Открытая улыбка и мутновато-тёмные глаза, покрытые на белках воспалёнными жилками, что наводило мысль о наркотиках, глаза выпирали из густо напудренного лица, как при базедовой болезни. О, если бы она была одета в какое-нибудь скромное платьице! Ан нет! Дорогое, с какими-то чёртовыми кружевами и вензелями, и с головы до ног усеяна бриллиантами!
Мы плыли в ресторан, и официанты превратились в окаменевшие столбы со сверкающими взорами — ведь не каждый день залетает такая странная пара.
Я чувствовал на своей спине буравящие рентгены, я слышал мелкие смешки: с кем пришла эта экстравагантная старушка — божий одуванчик? С единственным сыном? С верным братом? С партнёром по бизнесу? Да бросьте вы, наивные люди, это же дешёвка любовник, который срывает с неё дикую деньгу, бессовестный жиголо, эксплуатирующий богатых вдовушек! Бедняга! Ведь не так легко слушать каждую ночь, как грохочут её столетние кости… (Мой добрый знакомый из семейства Романовых, мило грассировавший и вспоминавший, что матушка не любила рестораны, ибо считала, что обедать на публике неприлично, даже гордился, что свободное от живописи время проводит в фешенебельном отеле „Дорчестер“, зарабатывая на жизнь у милых бабушек. Так что любой труд честен, и если кому-то нравится грохотание столетних костей, а костям нравится грохотать, то в этом, чёрт возьми, нет ничего предосудительного.)
Как я страдал! И конечно, не только от смешков за спиной, но и от потенциального риска — ведь наша картинная пара отпечатывалась в любых мозгах, что невыносимо для разведчика, всегда жаждущего быть незаметным, как кошка ночью.
Катрин блистала умом, жизнь прожила в одиночестве, которое чувствовала остро, особенно в чужой стране, отсюда и желание общаться с внимательным, чутким, живо реагировавшим на каждое слово советским дипломатом.
Политика её давно не интересовала, секретность приелась, и желание нормально общаться намного перевешивало обычные страхи контакта с русскими.
Первый ужин похож на собеседование с абитуриентом, когда важны и анкетные данные, и общий образ, и все видимые и невидимые детали, вспышки улыбки, хмурость лба, количество сигарет (курила Катрин нещадно, причём едкие „Голуаз“, я задыхался и пытался укрыться в дыме черчиллианской сигары), число прикасаний к рюмке („пьёт умеренно“ — это для агентурного дела), — словом, первый ужин проходил радостно, как фейерверк.
„Я впервые здесь, в столице, встречаю такого интересного человека…“ — это я, с оскалом белоснежных зубов, элегантный, как десять тысяч роялей, не забывший (к чёрту официанта!) наполнять бокал французским шампанским „Мумм“.
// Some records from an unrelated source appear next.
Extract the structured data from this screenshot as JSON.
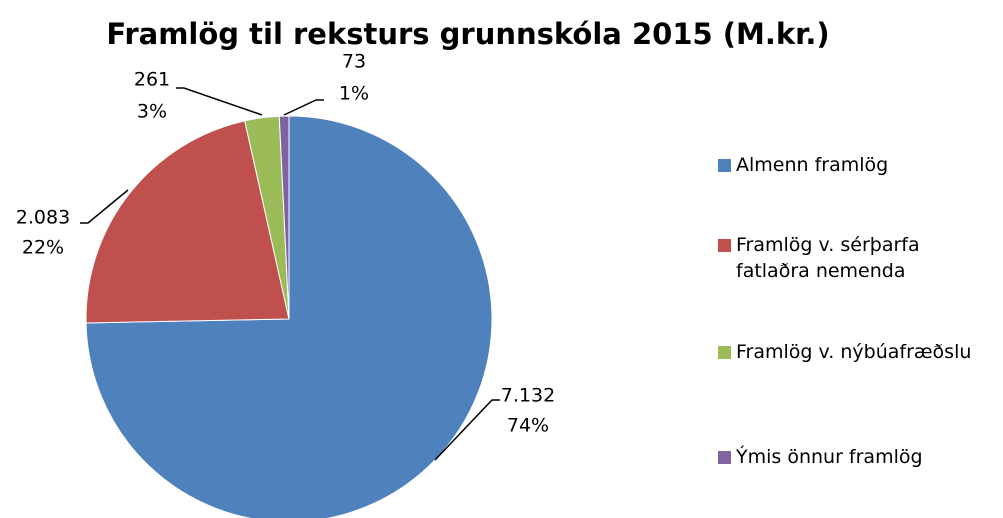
{
  "chart_data": {
    "type": "pie",
    "title": "Framlög til reksturs grunnskóla 2015 (M.kr.)",
    "categories": [
      "Almenn framlög",
      "Framlög v. sérþarfa fatlaðra nemenda",
      "Framlög v. nýbúafræðslu",
      "Ýmis önnur framlög"
    ],
    "values": [
      7132,
      2083,
      261,
      73
    ],
    "value_labels": [
      "7.132",
      "2.083",
      "261",
      "73"
    ],
    "percent_labels": [
      "74%",
      "22%",
      "3%",
      "1%"
    ],
    "colors": [
      "#4f81bd",
      "#c0504d",
      "#9bbb59",
      "#8064a2"
    ],
    "legend": "right"
  }
}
„Надеюсь, мы будем друзьями, знаете, я не люблю политику, хотя ею и приходится заниматься в посольстве…“ — это хитроумный Казанова, унюхавший настрой. „Я тоже…“ — „Хорошо бы, чтобы наши встречи остались чисто личным делом… Трудно всё объяснить, но тут в стране некоторые люди пытаются бросить тень на русских“ — это снова я, и это называлось первым элементом конспирации и ложилось в досье, облечённое в рутинную фразу: „Договорились не афишировать контакт“. Успех! Успех!
Я проводил её к „пежо“, поцеловал на прощание руку, стараясь смотреть мимо морщинистых тонких пальцев, унизанных перстнями и одуряюще пахнущих куревом. Через этот ад я прошёл мужественно, и на моей физиономии можно было прочитать только блаженство.
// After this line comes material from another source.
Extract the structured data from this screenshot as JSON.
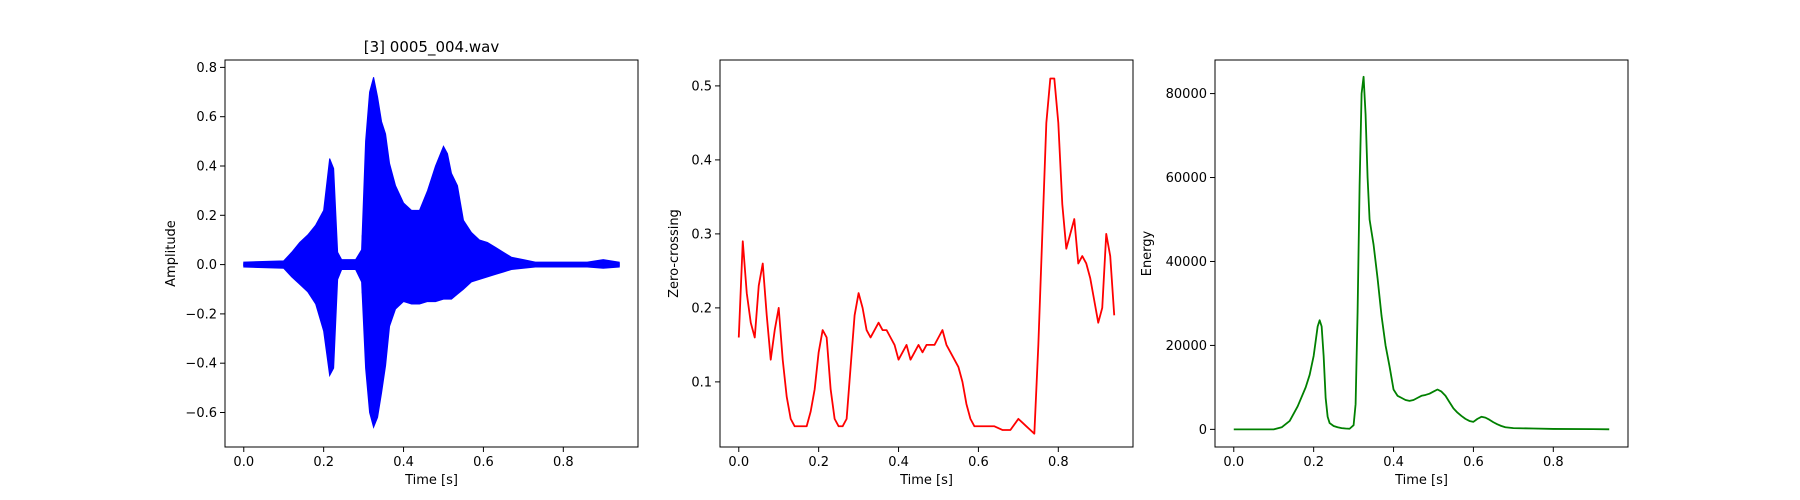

Помчался домой, ноздри мои раздувались от счастья, как у лошади. И действительно, блаженство! Что может быть радостней в жизни разведчика, чем появление перспективной разработки, да ещё шифровальщицы? Это как внезапное озарение, как „Я встретил вас, и всё былое…“ — и мир прекрасен, уходят дурные мысли, не тянет печень, отменно пищеварение, не мешает плоскостопие, в семье наступает благоденствие и согласие, и чета, не ссорясь, мирно выписывает шмотки по „Квелле“.
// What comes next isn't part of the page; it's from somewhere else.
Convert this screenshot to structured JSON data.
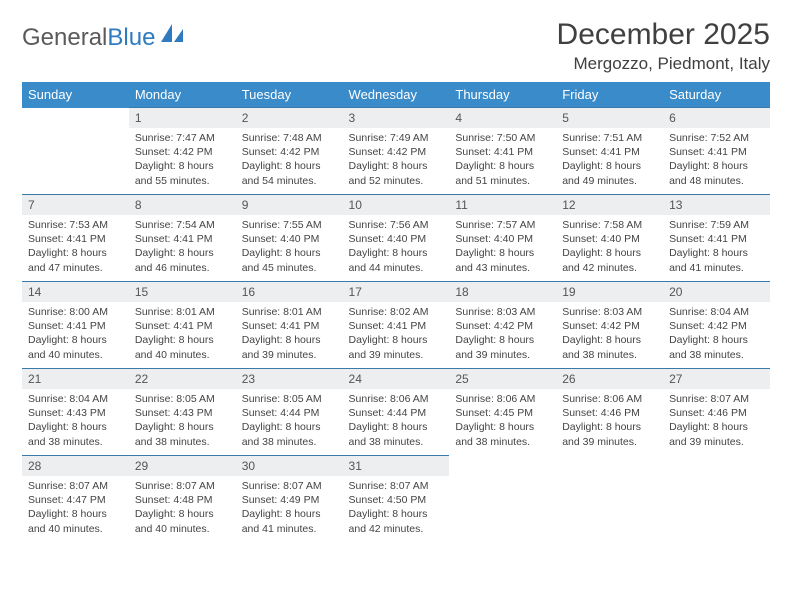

Дело завертелось — руби канаты сразу, пусть корабль уйдёт в густой туман, подальше от чужих глаз: не звонить, не писать, никому ничего никогда и вечно! Но как отойти от ресторанов, где все пялят глаза?
Ресторанная кухня ужасна (это вздыхал я в ресторане, готовя почву), и её не сравнить с домашними трапезами…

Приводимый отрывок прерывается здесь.